Sebanyak 43 persen lahan di Eropa dipakai sebagai lahan pertanian, yaitu lahan pertanian tanpa irigasi (50 persen) dan ladang penggembalaan (16 persen). Penggunaan lahan untuk kedua tipe tanah ini terus meningkat sejak 1990. Alih guna lahan tercepat terjadi di Portugal, Irlandia, Hungaria, Finlandia dan Swedia. Sementara penggunaan lahan yang paling stabil terjadi di wilayah pegunungan. Negara Eropa dengan tingkat alih guna hutan tertinggi terjadi di Finlandia dan Norwegia, sementara alih guna lahan untuk pertanian terbesar terjadi di Spanyol.

Di Indonesia, peralihan hutan menjadi lahan perkebunan terus terjadi. Data dari Direktorat Jenderal (Ditjen) Perkebunan, Kementerian Pertanian menyebutkan, wilayah perkebunan kelapa sawit terus tumbuh dengan pesat, mencapai rata-rata 400.000 ha per tahun. Pada 1995 luas wilayah perkebunan sawit hanya 2 juta hektar. Data terakhir dari Departemen Pertanian menyebutkan, luas wilayah perkebunan sawit telah melonjak melebihi 9 juta hektar.

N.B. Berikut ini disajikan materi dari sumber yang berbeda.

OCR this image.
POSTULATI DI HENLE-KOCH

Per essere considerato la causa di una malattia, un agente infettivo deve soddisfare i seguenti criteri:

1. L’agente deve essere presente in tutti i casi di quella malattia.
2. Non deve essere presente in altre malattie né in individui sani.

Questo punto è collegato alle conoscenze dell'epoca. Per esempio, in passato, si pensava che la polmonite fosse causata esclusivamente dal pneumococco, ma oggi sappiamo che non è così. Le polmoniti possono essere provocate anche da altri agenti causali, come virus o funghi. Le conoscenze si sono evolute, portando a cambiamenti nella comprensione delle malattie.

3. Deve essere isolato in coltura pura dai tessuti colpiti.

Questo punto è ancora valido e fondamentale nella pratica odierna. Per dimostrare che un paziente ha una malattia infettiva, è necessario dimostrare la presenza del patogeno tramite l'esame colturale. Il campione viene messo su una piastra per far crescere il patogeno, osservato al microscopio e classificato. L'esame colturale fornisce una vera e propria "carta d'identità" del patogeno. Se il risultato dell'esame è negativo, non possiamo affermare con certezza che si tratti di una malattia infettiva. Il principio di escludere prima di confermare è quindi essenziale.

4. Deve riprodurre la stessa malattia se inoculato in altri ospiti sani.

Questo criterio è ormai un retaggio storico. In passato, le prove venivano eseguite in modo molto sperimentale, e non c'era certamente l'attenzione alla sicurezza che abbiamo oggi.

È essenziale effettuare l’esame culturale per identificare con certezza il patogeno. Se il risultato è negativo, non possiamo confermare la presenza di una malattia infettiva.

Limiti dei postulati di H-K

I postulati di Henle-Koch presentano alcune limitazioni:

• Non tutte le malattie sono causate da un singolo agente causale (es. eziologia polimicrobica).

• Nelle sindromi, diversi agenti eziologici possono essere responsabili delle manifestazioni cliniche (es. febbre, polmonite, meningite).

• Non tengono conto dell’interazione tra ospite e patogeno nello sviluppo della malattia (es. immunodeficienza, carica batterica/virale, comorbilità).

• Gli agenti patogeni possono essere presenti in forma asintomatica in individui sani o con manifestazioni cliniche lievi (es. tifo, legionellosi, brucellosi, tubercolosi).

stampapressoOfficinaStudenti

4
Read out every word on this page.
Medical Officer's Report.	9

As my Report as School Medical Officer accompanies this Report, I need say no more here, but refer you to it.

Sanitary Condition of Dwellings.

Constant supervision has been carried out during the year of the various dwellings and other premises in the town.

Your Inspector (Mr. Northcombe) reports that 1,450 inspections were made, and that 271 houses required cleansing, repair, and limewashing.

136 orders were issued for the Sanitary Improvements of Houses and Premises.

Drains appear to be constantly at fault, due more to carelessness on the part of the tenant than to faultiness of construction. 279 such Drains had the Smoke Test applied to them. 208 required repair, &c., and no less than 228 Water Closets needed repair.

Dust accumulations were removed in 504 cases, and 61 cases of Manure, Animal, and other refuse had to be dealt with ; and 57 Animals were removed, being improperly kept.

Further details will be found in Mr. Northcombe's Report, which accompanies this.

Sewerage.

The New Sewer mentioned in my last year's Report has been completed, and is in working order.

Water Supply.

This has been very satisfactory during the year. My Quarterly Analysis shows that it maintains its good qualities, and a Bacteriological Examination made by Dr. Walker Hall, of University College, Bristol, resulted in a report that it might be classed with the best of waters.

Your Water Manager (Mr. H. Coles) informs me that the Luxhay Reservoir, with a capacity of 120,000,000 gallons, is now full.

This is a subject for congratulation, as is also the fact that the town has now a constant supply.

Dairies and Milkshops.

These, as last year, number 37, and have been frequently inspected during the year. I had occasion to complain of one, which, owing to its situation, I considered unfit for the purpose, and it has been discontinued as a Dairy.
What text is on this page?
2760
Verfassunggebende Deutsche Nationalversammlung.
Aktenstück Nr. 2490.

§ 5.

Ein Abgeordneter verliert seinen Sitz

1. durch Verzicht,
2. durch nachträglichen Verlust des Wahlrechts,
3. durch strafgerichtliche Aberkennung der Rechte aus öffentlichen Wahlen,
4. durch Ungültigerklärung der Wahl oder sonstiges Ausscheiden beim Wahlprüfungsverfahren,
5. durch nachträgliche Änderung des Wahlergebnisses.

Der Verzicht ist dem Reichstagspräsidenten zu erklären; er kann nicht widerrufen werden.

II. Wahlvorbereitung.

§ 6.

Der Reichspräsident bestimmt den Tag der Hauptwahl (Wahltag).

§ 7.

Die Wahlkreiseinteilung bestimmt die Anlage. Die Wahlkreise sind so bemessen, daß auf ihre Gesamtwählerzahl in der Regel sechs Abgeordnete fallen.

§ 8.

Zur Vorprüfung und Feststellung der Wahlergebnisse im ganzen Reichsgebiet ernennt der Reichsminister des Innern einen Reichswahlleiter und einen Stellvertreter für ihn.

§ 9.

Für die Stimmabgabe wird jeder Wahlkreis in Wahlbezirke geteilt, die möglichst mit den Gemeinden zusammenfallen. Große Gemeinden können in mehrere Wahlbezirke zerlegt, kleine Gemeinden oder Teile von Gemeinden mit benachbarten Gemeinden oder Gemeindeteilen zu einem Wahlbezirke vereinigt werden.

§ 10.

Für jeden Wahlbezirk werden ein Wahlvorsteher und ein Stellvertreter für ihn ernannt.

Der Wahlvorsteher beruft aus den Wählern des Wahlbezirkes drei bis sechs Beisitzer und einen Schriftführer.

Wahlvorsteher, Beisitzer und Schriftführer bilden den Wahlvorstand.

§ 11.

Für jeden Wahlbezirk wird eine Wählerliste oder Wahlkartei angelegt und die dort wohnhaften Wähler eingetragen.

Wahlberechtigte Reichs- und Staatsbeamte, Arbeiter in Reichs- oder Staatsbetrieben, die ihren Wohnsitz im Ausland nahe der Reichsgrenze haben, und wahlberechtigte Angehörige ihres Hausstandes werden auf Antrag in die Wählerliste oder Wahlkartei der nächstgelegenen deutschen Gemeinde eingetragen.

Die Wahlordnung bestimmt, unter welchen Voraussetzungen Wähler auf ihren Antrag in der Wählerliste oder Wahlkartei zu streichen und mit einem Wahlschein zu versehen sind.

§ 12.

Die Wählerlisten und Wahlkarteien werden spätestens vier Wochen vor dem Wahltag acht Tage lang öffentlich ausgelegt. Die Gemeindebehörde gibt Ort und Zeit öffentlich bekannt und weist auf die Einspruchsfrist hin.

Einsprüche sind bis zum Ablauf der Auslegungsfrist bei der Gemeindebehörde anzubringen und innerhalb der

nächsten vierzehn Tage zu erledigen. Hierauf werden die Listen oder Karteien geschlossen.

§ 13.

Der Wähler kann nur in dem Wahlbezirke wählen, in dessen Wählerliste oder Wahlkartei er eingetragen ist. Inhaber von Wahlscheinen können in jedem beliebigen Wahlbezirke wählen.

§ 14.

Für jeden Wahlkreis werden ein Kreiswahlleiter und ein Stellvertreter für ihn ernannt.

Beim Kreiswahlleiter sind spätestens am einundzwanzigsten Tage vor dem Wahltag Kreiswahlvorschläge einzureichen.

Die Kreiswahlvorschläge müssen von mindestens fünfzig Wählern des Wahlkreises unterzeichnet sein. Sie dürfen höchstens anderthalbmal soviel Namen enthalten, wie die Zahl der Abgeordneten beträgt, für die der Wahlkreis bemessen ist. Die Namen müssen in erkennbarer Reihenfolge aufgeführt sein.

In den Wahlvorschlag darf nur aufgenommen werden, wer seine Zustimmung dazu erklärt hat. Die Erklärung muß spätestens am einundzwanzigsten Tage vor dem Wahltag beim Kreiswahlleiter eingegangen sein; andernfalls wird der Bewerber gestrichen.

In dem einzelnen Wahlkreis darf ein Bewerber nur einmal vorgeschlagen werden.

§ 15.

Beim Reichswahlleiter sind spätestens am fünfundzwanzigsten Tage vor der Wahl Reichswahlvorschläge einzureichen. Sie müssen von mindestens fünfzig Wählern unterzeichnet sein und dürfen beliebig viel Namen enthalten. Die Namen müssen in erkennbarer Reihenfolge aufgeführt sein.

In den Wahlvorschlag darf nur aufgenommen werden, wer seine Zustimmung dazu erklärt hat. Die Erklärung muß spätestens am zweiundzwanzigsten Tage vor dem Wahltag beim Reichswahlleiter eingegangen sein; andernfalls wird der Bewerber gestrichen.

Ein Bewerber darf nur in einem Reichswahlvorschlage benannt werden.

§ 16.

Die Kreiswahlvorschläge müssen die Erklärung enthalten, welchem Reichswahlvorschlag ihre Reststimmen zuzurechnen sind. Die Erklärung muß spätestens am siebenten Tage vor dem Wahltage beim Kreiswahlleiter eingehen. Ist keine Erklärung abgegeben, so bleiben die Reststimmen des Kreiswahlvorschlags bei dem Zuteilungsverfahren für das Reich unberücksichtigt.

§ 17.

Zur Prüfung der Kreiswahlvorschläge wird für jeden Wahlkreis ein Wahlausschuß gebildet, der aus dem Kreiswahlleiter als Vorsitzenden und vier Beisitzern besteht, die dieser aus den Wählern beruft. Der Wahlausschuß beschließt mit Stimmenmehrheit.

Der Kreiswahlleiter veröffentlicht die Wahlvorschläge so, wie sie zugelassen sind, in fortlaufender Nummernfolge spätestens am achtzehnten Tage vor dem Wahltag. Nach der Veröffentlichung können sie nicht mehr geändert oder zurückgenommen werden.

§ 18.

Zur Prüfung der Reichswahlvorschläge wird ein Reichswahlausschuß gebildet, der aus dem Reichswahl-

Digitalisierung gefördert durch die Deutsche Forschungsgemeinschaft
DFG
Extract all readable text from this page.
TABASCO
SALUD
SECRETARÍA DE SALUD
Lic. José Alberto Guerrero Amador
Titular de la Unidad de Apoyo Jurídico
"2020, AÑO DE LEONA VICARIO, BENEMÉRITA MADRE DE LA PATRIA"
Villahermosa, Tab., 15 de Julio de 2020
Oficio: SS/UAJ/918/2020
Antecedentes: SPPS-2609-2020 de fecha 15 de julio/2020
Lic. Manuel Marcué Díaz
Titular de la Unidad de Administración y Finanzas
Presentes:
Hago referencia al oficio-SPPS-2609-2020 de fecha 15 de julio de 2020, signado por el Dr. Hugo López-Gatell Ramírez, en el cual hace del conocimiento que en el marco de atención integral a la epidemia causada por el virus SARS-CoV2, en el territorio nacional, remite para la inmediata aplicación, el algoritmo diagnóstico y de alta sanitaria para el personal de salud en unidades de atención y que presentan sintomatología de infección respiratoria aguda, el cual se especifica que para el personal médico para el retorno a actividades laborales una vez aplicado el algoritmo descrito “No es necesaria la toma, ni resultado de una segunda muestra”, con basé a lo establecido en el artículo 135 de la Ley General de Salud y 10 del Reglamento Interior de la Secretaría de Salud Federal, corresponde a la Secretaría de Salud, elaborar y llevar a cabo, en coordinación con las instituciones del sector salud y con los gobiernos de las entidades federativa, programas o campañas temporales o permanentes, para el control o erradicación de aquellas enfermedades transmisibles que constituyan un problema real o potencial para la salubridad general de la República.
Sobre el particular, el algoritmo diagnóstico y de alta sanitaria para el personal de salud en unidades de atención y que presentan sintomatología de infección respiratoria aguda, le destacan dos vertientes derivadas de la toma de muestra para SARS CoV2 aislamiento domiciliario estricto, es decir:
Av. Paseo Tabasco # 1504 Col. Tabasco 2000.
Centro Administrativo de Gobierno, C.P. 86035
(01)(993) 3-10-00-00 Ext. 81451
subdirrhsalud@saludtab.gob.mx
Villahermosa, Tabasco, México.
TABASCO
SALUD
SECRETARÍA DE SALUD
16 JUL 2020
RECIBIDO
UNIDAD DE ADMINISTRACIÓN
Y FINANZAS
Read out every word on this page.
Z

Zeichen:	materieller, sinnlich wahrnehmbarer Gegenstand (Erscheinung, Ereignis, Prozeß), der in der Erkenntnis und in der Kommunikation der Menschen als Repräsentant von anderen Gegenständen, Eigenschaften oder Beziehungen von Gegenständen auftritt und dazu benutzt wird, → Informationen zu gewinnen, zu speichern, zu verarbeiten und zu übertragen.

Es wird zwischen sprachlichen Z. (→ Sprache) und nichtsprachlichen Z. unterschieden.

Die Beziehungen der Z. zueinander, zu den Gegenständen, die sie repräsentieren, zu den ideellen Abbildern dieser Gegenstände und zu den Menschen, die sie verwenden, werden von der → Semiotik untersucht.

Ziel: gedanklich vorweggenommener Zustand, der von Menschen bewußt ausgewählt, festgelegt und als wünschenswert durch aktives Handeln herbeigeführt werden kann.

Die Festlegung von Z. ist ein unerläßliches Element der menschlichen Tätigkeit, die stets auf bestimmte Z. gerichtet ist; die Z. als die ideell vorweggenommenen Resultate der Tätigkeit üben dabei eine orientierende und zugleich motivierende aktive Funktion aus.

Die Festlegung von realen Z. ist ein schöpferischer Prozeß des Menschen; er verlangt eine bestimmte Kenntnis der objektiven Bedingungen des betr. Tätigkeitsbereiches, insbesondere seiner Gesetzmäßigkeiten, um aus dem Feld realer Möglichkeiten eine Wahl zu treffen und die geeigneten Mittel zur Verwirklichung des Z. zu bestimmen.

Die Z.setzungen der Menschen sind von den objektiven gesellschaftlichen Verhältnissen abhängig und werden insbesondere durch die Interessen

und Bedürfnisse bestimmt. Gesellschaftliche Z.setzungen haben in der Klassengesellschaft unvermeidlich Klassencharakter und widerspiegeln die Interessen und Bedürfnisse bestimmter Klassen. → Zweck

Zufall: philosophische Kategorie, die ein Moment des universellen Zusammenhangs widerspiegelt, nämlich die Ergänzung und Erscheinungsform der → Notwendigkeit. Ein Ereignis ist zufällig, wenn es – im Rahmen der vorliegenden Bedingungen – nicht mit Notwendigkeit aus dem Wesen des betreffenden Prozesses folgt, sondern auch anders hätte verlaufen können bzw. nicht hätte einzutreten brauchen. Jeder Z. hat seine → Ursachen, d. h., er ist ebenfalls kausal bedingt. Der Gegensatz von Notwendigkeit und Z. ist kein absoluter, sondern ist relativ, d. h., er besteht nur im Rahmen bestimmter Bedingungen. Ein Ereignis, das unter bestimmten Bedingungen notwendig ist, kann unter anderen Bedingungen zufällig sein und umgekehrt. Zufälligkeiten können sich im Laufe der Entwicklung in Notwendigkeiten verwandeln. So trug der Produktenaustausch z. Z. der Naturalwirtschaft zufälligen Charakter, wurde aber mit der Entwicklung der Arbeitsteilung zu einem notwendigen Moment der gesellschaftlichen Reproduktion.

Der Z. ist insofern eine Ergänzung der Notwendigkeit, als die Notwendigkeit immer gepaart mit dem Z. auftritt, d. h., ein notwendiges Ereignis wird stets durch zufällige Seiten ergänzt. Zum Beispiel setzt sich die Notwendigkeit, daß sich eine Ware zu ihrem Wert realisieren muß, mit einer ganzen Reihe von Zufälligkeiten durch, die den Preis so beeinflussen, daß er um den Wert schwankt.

Sementara data akhir tahun lalu menyebutkan, luas wilayah hutan produksi yang bisa dikonversi, mencapai 20,9 juta hektar atau 11,14 persen dari wilayah hutan Indonesia. Di perkotaan kebutuhan terhadap perumahan, pusat perbelanjaan dan gedung perkantoran menyebabkan kota-kota di Indonesia kesulitan memenuhi syarat ruang terbuka hijau sebesar 30 persen.

Sesuai UU Nomor 26 tahun 2007 tentang Penataan Ruang, dari 30% RTH yang diamanahkan, sebanyak 20 persen adalah RTH Publik dan 10 persen adalah RTH Privat. Dan rata-rata RTH di Indonesia baru mencapai 12-13 persen dari 20 persen RTH Publik yang menjadi tanggung jawab pemerintah. DKI Jakarta yang seharusnya menjadi contoh provinsi-provinsi yang lain baru memiliki RTH Publik sebesar 9,8 persen dari luas wilayah Ibu Kota.

Habitat alami yang tergerus ini menurut EEA akan mengancam keberadaan spesies alami di alam. Tidak hanya manusia, burung, serangga dan tanaman liar tergusur dari habitatnya. Wilayah hijau yang seharusnya menjadi paru-paru kota dan lokasi rekreasi keluarga tak tersedia.

Ketika tanah lapang tertutup aspal, pohon menjadi beton masalah lingkungan muncul bersama dengan masalah kesehatan. Kota kehilangan wilayah serapan air dan penyerap polusi udara. Panas di perkotaan terus meningkat menyebar di wilayah sekitarnya. Solusinya adalah memertahankan wilayah alami yang tersisa sambil perlahan kembali mengubah kota menjadi lingkungan yang bersahaja.